For the record, here's the screen shot posted to the ML: ![screen shot 2017-03-20 at 11 16 10 am](https://cloud.githubusercontent.com/assets/564520/24135720/ad569d98-0e0b-11e...)
Why is the pref dialog tabbed like this? Is this a recent GTK thing? @techee do you have seen this before?
This is an OSX thing, not something we do, see "merged windows" [here](https://support.apple.com/kb/PH25079?locale=en_GB&viewlocale=en_US).
Its likely that GTK is not compatible with this OSX feature.
Ah, wow, I didn't notice the preferences dialog was part of the editor in your screenshot - I see nothing like that on my machine, all dialogs are separate windows. I have no idea how this could have happened - I'd suggest what Matthew says to e.g. rename the Geany configuration directory so Geany recreates it with a clean configuration (please keep the old configuration files and if the above helps, send us the geany.conf file so we can check what got wrong).

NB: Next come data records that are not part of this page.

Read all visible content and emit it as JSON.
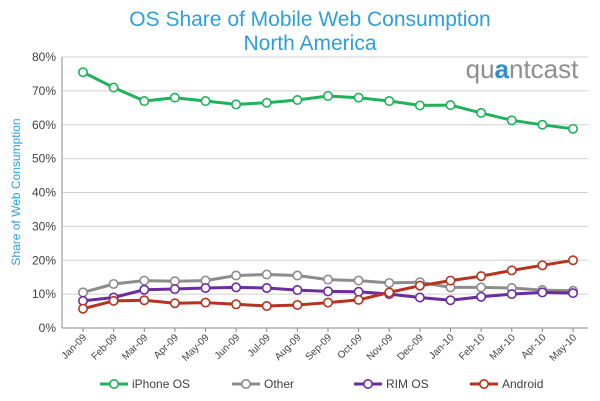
{
  "chart_data": {
    "type": "line",
    "title": "OS Share of Mobile Web Consumption",
    "subtitle": "North America",
    "xlabel": "",
    "ylabel": "Share of Web Consumption",
    "ylim": [
      0,
      80
    ],
    "y_ticks": [
      0,
      10,
      20,
      30,
      40,
      50,
      60,
      70,
      80
    ],
    "y_tick_labels": [
      "0%",
      "10%",
      "20%",
      "30%",
      "40%",
      "50%",
      "60%",
      "70%",
      "80%"
    ],
    "grid": true,
    "legend_position": "bottom",
    "watermark": "quantcast",
    "categories": [
      "Jan-09",
      "Feb-09",
      "Mar-09",
      "Apr-09",
      "May-09",
      "Jun-09",
      "Jul-09",
      "Aug-09",
      "Sep-09",
      "Oct-09",
      "Nov-09",
      "Dec-09",
      "Jan-10",
      "Feb-10",
      "Mar-10",
      "Apr-10",
      "May-10"
    ],
    "series": [
      {
        "name": "iPhone OS",
        "color": "#1FB25A",
        "values": [
          75.5,
          71,
          67,
          68,
          67,
          66,
          66.5,
          67.3,
          68.5,
          68,
          67,
          65.7,
          65.8,
          63.5,
          61.3,
          60,
          58.8
        ]
      },
      {
        "name": "Other",
        "color": "#8C8C8C",
        "values": [
          10.5,
          13,
          14,
          13.8,
          14,
          15.5,
          15.8,
          15.5,
          14.3,
          14,
          13.3,
          13.5,
          12,
          12,
          11.8,
          11.2,
          11
        ]
      },
      {
        "name": "RIM OS",
        "color": "#6A2CA0",
        "values": [
          8,
          9,
          11.3,
          11.5,
          11.8,
          12,
          11.8,
          11.2,
          10.8,
          10.7,
          10,
          9,
          8.2,
          9.2,
          10,
          10.5,
          10.3
        ]
      },
      {
        "name": "Android",
        "color": "#B5331F",
        "values": [
          5.7,
          8,
          8.2,
          7.3,
          7.5,
          7,
          6.5,
          6.8,
          7.5,
          8.3,
          10.5,
          12.5,
          14,
          15.3,
          17,
          18.5,
          20
        ]
      }
    ]
  },
  "colors": {
    "title": "#2E9FD8",
    "ylabel": "#2E9FD8",
    "watermark_gray": "#8E8E8E",
    "watermark_accent": "#2E8FD0",
    "axis_text": "#404040",
    "grid": "#D0D0D0"
  }
}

Looks like @elextr nailed it. Window isn't "full screen" in the OS X sense, but it is "maximized" in the Windows sense (ALT/OPTION+green button), which is apparently close enough to full screen to default to tabs. Setting the "merged windows" OS X setting to manual has resolved the issue. This was a fresh install on a new machine, previous machine hadn't updated to 1.30, so I just assumed it was a 1.30 thing. I'll close this out, as it's not a Geany issue. I may see about pushing a bug upstream at some point (GTK?).
Closed #1428.
OK, I was completely unaware of this merged window settings (@elextr, are you secretly using OS X :-) ? Just for information, where is this "merged windows" settings in OS X? I removed the "Window" menu from Geany because basically nothing works from there for Geany so I'm wondering how you got this activated.
You can report this bug against GTK but I'm afraid there are so little developers working on the Quartz backend for GTK (the number of OS X developers fluctuates between 0 and 1) so I don't expect it to be fixed soon. Also I use GTK 2 for Geany because GTK 3 is way more buggy in other areas so it's possible this might be fixed in GTK 3 already.
ok this seems related, when using OSX Catelina, open GTK 1.36 and mouse responds as if the based of the pointer arrow is the active part. If I open to full window all works ok, then if reduce window to smaller size all works ok!